DFO source contains complete information about Severity, Area affected , Human fatality and Human Displaced whereas IMD source contains some information about Human fatality, Human injured, animal fatality, description and extent.
Predicted Human Fatality with R² 0.55 after feature selection, using Artificial Neural Networks.
Now estimating humans displaced. Used KNNimputer to fill in the missing values. Achieved R² score of 0.58 using Linear Regression.
We plotted various heat maps to visually show how the impact of floods were spread across the state of Assam and its nearby region.
Now in order to determine the distribution of displaced people we assumed the distribution to be in accordance with the census population report. Since the last detailed census occurred in 2011 (Couldn't happen in 2021 due to covid), we had the following heatmap of assam population:
Each warehouse will correspond to one cluster. Location of warehouse will be equivalent to cluster center so as to reduce the within cluster sum of squares or the L2 distance between cluster center and other points.
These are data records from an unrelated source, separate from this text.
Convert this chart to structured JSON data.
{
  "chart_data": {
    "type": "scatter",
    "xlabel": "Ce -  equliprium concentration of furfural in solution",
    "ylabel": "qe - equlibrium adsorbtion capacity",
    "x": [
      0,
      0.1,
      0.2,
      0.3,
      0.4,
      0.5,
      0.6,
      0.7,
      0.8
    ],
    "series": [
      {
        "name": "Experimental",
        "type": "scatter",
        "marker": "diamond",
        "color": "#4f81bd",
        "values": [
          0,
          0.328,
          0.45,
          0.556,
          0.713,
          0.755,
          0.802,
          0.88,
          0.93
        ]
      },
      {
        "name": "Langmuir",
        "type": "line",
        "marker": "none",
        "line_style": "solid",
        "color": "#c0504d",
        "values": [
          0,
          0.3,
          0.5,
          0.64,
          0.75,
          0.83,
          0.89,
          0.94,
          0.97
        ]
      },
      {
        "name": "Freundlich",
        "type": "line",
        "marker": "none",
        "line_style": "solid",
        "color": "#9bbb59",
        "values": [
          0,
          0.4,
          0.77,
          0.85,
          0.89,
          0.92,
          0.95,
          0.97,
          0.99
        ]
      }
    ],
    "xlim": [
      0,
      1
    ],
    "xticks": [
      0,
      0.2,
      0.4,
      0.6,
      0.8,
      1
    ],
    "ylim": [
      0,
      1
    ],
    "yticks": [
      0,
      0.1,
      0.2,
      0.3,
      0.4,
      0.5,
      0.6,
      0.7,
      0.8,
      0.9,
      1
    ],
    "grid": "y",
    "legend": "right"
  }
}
We further boiled down to Kamrup district of Assam. This was done due to 2 main reasons : (i) More number of town population information was present in Kamrup District as of census 2011 compared to other districts. (ii) Tailoring to one district will give a more detailed solution of this problem as it will be meaningless for a state to have 5-6 warehouses.
In the context of disaster response planning in Assam, the Voronoi diagram delineates the boundaries of influence for each cluster centroid, effectively partitioning the geographical area into regions that are closest to each respective centroid.